In Plato’s “Republic,” a text which explores the nature of justice and the ideal state, Socrates critiques the use of deception and rhetoric to manipulate public opinion. He warns against those who manipulate public perception for their own gain, emphasizing the dangers of persuasion without truth. Having a good fact-checking system gives people the ability to distinguish knowledge from opinion, strengthening their role as informed citizens and protecting them from those who might construe information for their own benefit.
Of course, while fact-checking aims to protect truth, it also raises other fundamental questions about who gets to define truth and whether its enforcement undermines intellectual autonomy, which has been a huge tension in both political philosophy and free speech debates.
Fact-checking presumes that some people can reliably arbitrate truth. But as German philosopher Frederick Nietzsche reminds us, all knowledge is perspectival, meaning it is shaped by the institutions and ideologies that create it. If fact-checking organizations have biases, their decisions may reflect subjective truth rather than objective reality.

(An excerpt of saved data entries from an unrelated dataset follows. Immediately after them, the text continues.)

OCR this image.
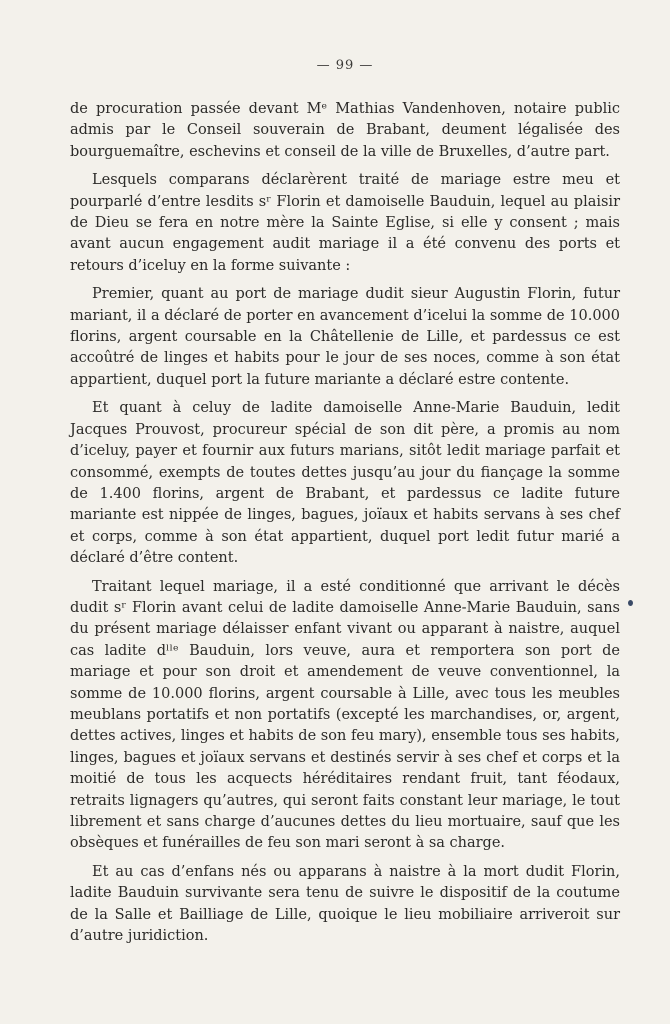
— 99 —

de procuration passée devant Mᵉ Mathias Vandenhoven, notaire public admis par le Conseil souverain de Brabant, deument légalisée des bourguemaître, eschevins et conseil de la ville de Bruxelles, d’autre part.

Lesquels comparans déclarèrent traité de mariage estre meu et pourparlé d’entre lesdits sʳ Florin et damoiselle Bauduin, lequel au plaisir de Dieu se fera en notre mère la Sainte Eglise, si elle y consent ; mais avant aucun engagement audit mariage il a été convenu des ports et retours d’iceluy en la forme suivante :

Premier, quant au port de mariage dudit sieur Augustin Florin, futur mariant, il a déclaré de porter en avancement d’icelui la somme de 10.000 florins, argent coursable en la Châtellenie de Lille, et pardessus ce est accoûtré de linges et habits pour le jour de ses noces, comme à son état appartient, duquel port la future mariante a déclaré estre contente.

Et quant à celuy de ladite damoiselle Anne-Marie Bauduin, ledit Jacques Prouvost, procureur spécial de son dit père, a promis au nom d’iceluy, payer et fournir aux futurs marians, sitôt ledit mariage parfait et consommé, exempts de toutes dettes jusqu’au jour du fiançage la somme de 1.400 florins, argent de Brabant, et pardessus ce ladite future mariante est nippée de linges, bagues, joïaux et habits servans à ses chef et corps, comme à son état appartient, duquel port ledit futur marié a déclaré d’être content.

Traitant lequel mariage, il a esté conditionné que arrivant le décès dudit sʳ Florin avant celui de ladite damoiselle Anne-Marie Bauduin, sans du présent mariage délaisser enfant vivant ou apparant à naistre, auquel cas ladite dˡˡᵉ Bauduin, lors veuve, aura et remportera son port de mariage et pour son droit et amendement de veuve conventionnel, la somme de 10.000 florins, argent coursable à Lille, avec tous les meubles meublans portatifs et non portatifs (excepté les marchandises, or, argent, dettes actives, linges et habits de son feu mary), ensemble tous ses habits, linges, bagues et joïaux servans et destinés servir à ses chef et corps et la moitié de tous les acquects héréditaires rendant fruit, tant féodaux, retraits lignagers qu’autres, qui seront faits constant leur mariage, le tout librement et sans charge d’aucunes dettes du lieu mortuaire, sauf que les obsèques et funérailles de feu son mari seront à sa charge.

Et au cas d’enfans nés ou apparans à naistre à la mort dudit Florin, ladite Bauduin survivante sera tenu de suivre le dispositif de la coutume de la Salle et Bailliage de Lille, quoique le lieu mobiliaire arriveroit sur d’autre juridiction.
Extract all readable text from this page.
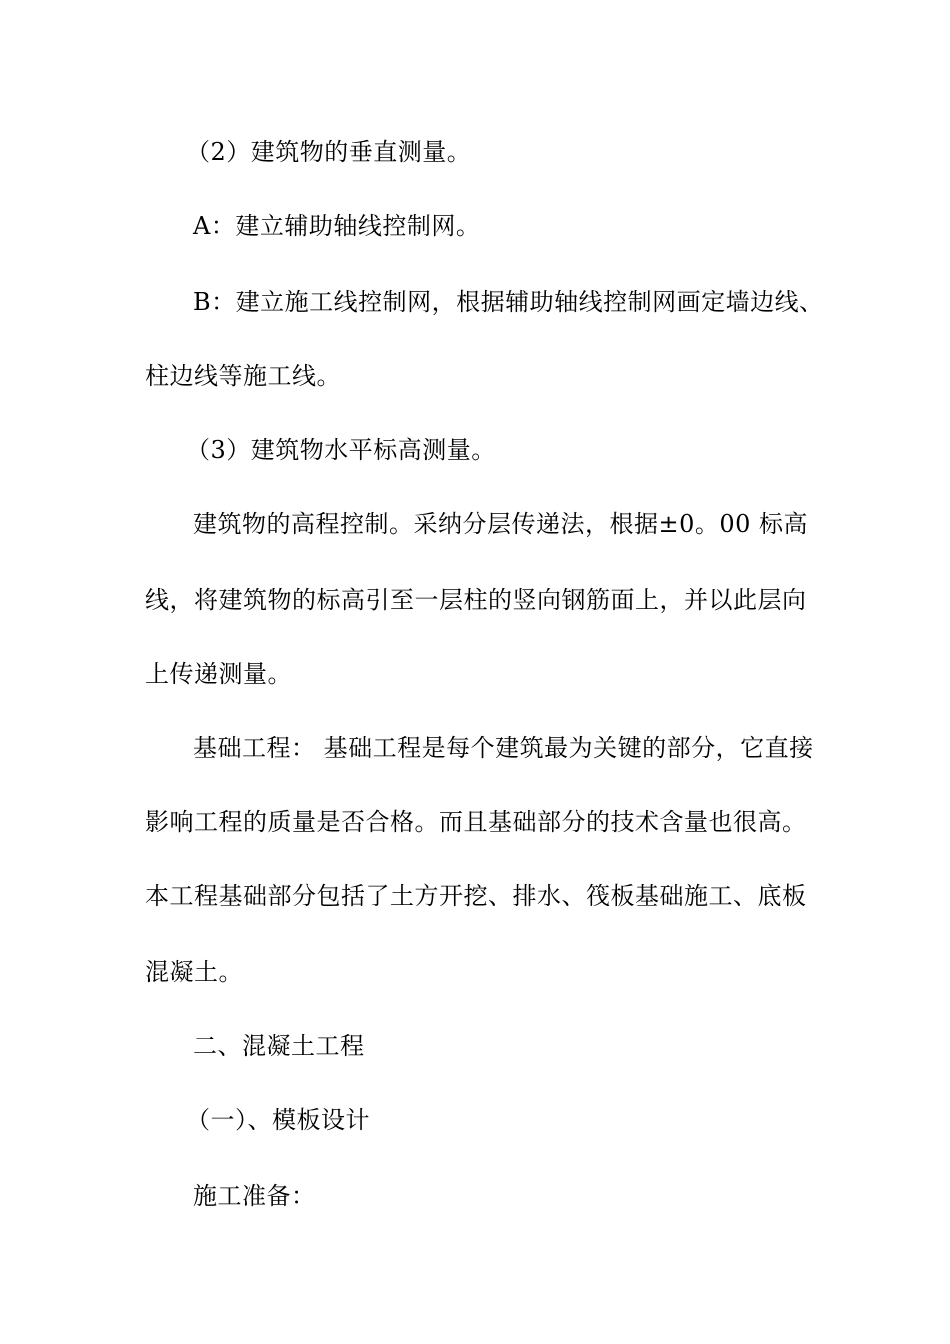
（2）建筑物的垂直测量。
A：建立辅助轴线控制网。
B：建立施工线控制网，根据辅助轴线控制网画定墙边线、
柱边线等施工线。
（3）建筑物水平标高测量。
建筑物的高程控制。采纳分层传递法，根据±0。00 标高
线，将建筑物的标高引至一层柱的竖向钢筋面上，并以此层向
上传递测量。
基础工程： 基础工程是每个建筑最为关键的部分，它直接
影响工程的质量是否合格。而且基础部分的技术含量也很高。
本工程基础部分包括了土方开挖、排水、筏板基础施工、底板
混凝土。
二、混凝土工程
（一）、模板设计
施工准备：
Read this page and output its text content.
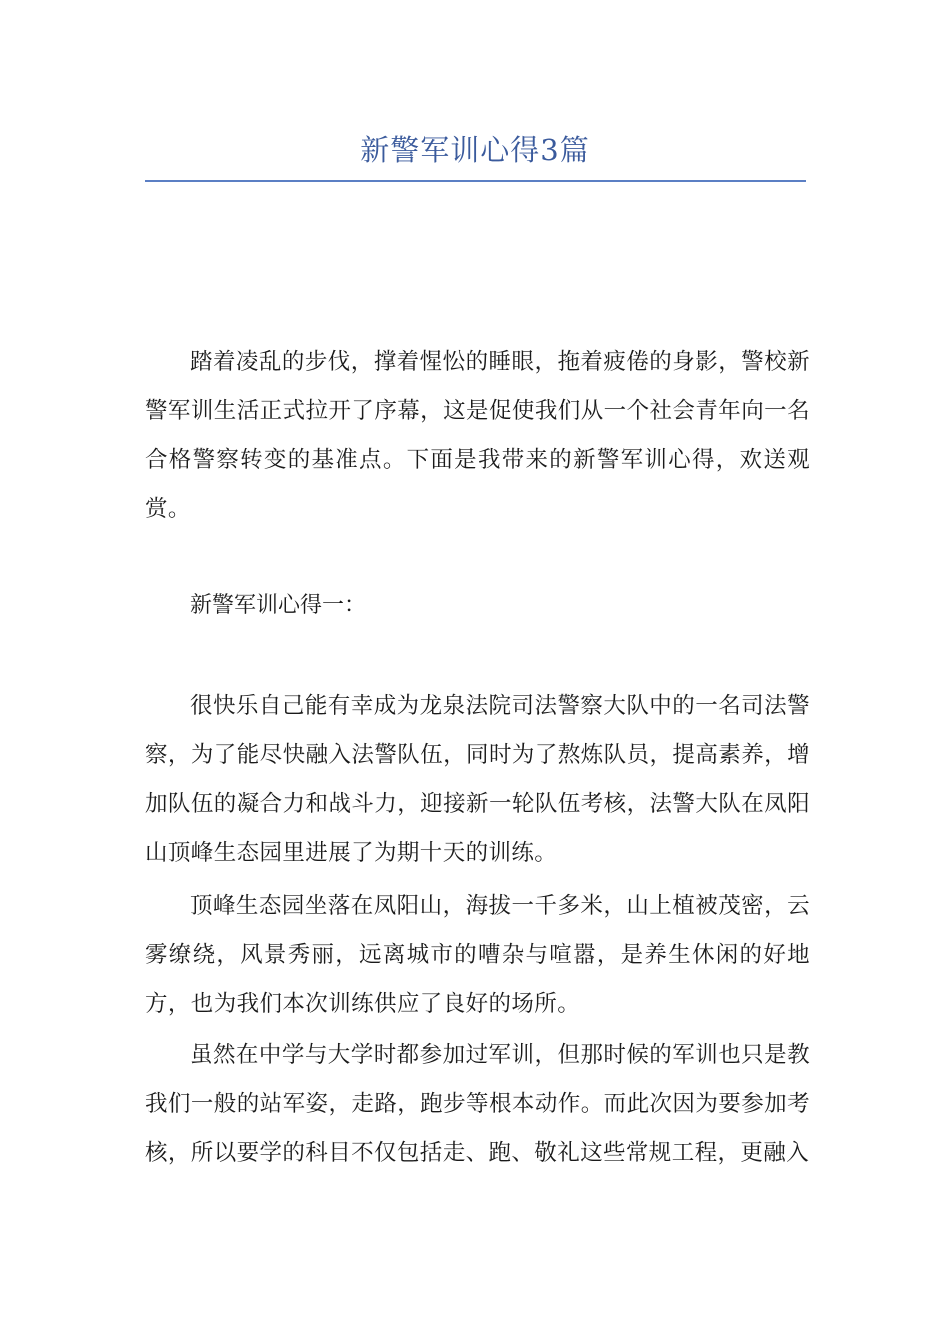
新警军训心得3篇

踏着凌乱的步伐，撑着惺忪的睡眼，拖着疲倦的身影，警校新警军训生活正式拉开了序幕，这是促使我们从一个社会青年向一名合格警察转变的基准点。下面是我带来的新警军训心得，欢送观赏。

新警军训心得一：

很快乐自己能有幸成为龙泉法院司法警察大队中的一名司法警察，为了能尽快融入法警队伍，同时为了熬炼队员，提高素养，增加队伍的凝合力和战斗力，迎接新一轮队伍考核，法警大队在凤阳山顶峰生态园里进展了为期十天的训练。

顶峰生态园坐落在凤阳山，海拔一千多米，山上植被茂密，云雾缭绕，风景秀丽，远离城市的嘈杂与喧嚣，是养生休闲的好地方，也为我们本次训练供应了良好的场所。

虽然在中学与大学时都参加过军训，但那时候的军训也只是教我们一般的站军姿，走路，跑步等根本动作。而此次因为要参加考核，所以要学的科目不仅包括走、跑、敬礼这些常规工程，更融入
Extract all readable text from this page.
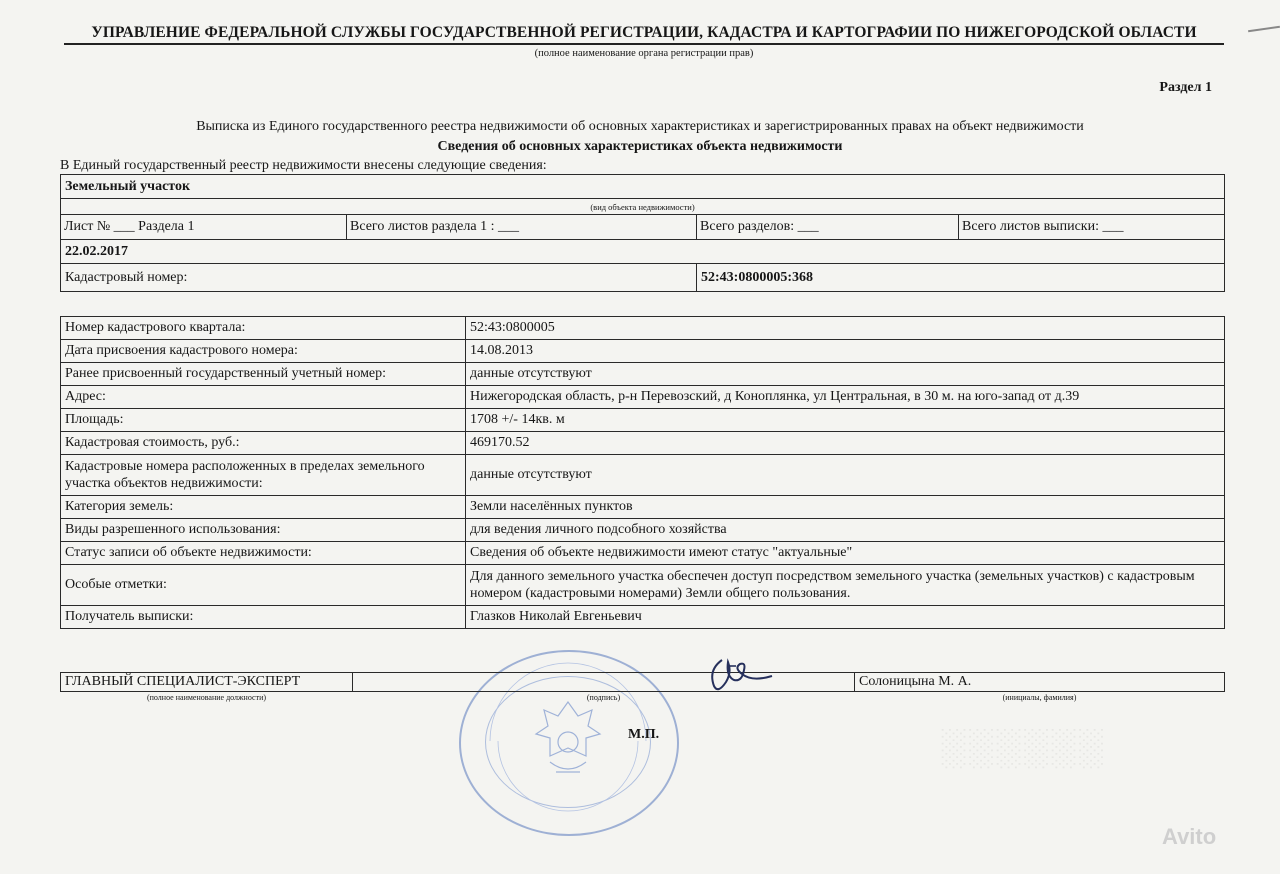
УПРАВЛЕНИЕ ФЕДЕРАЛЬНОЙ СЛУЖБЫ ГОСУДАРСТВЕННОЙ РЕГИСТРАЦИИ, КАДАСТРА И КАРТОГРАФИИ ПО НИЖЕГОРОДСКОЙ ОБЛАСТИ
(полное наименование органа регистрации прав)
Раздел 1
Выписка из Единого государственного реестра недвижимости об основных характеристиках и зарегистрированных правах на объект недвижимости
Сведения об основных характеристиках объекта недвижимости
В Единый государственный реестр недвижимости внесены следующие сведения:
Земельный участок			
(вид объекта недвижимости)			
Лист № ___ Раздела 1	Всего листов раздела 1 : ___	Всего разделов: ___	Всего листов выписки: ___
22.02.2017			
Кадастровый номер:		52:43:0800005:368	
Номер кадастрового квартала:	52:43:0800005
Дата присвоения кадастрового номера:	14.08.2013
Ранее присвоенный государственный учетный номер:	данные отсутствуют
Адрес:	Нижегородская область, р-н Перевозский, д Коноплянка, ул Центральная, в 30 м. на юго-запад от д.39
Площадь:	1708 +/- 14кв. м
Кадастровая стоимость, руб.:	469170.52
Кадастровые номера расположенных в пределах земельного участка объектов недвижимости:	данные отсутствуют
Категория земель:	Земли населённых пунктов
Виды разрешенного использования:	для ведения личного подсобного хозяйства
Статус записи об объекте недвижимости:	Сведения об объекте недвижимости имеют статус "актуальные"
Особые отметки:	Для данного земельного участка обеспечен доступ посредством земельного участка (земельных участков) с кадастровым номером (кадастровыми номерами) Земли общего пользования.
Получатель выписки:	Глазков Николай Евгеньевич
М.П.
ГЛАВНЫЙ СПЕЦИАЛИСТ-ЭКСПЕРТ		Солоницына М. А.
(полное наименование должности)	(подпись)	(инициалы, фамилия)
░░░░░░
Avito
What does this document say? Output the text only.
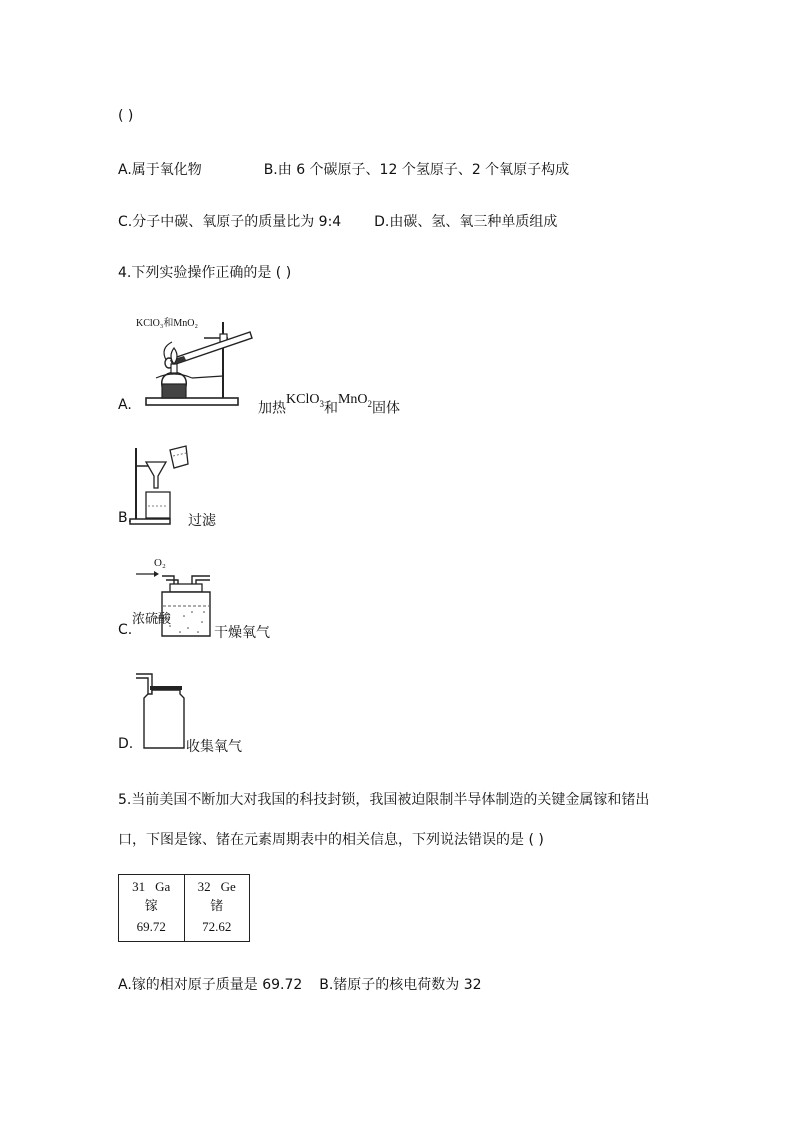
( )
A.属于氧化物	B.由 6 个碳原子、12 个氢原子、2 个氧原子构成
C.分子中碳、氧原子的质量比为 9:4 D.由碳、氢、氧三种单质组成
4.下列实验操作正确的是 ( )
KClO₃和MnO₂
A.	加热$^{KClO_3}$和$^{MnO_2}$固体
B.	过滤
O₂
浓硫酸
C.	干燥氧气
D.	收集氧气
5.当前美国不断加大对我国的科技封锁，我国被迫限制半导体制造的关键金属镓和锗出
口，下图是镓、锗在元素周期表中的相关信息，下列说法错误的是 ( )
31 Ga
镓
69.72
32 Ge
锗
72.62
A.镓的相对原子质量是 69.72 B.锗原子的核电荷数为 32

Those systems can also stifle discussion on unsettled or nuanced topics, risking enforcing tradition rather than fostering true intellectual progress. John Stuart Mill, a 19th-century philosopher and political economist, argued in “On Liberty” that even widely accepted ideas must be challenged to keep society intellectually alive and prevent dogma. Applying Mill’s framework, we see that questioning prevailing truths is not just valuable but essential for progress and the refinement of ideas.
“Too many people base their political views on surface-level content from influencers like Joe Rogan or Candace Owens, instead of digging deeper,” Bigio pointed out. Fact-checking, if applied improperly, could discourage critical thinking rather than encourage it.
Another harmful characteristic of fact-checking is that it can be used to limit free speech. If fact-checking is used selectively, it can become a tool not just for providing truth, but for the suppression of political views, which raises concerns about whether platforms serve as neutral moderators or not. History and Social Sciences Chair Ms. Jen Nero highlighted the danger of this moment: “We are in an era where information can be weaponized.”
But the alternative, a world without fact-checking, is not a victory for free thought, but a surrender to epistemic chaos. Without safeguards, misinformation undermines democracy, erodes public trust and distorts reality itself. The choice is not between fact-checking and free speech, but between structured efforts to protect truth and an information ecosystem dominated by whoever is loudest or most deceptive.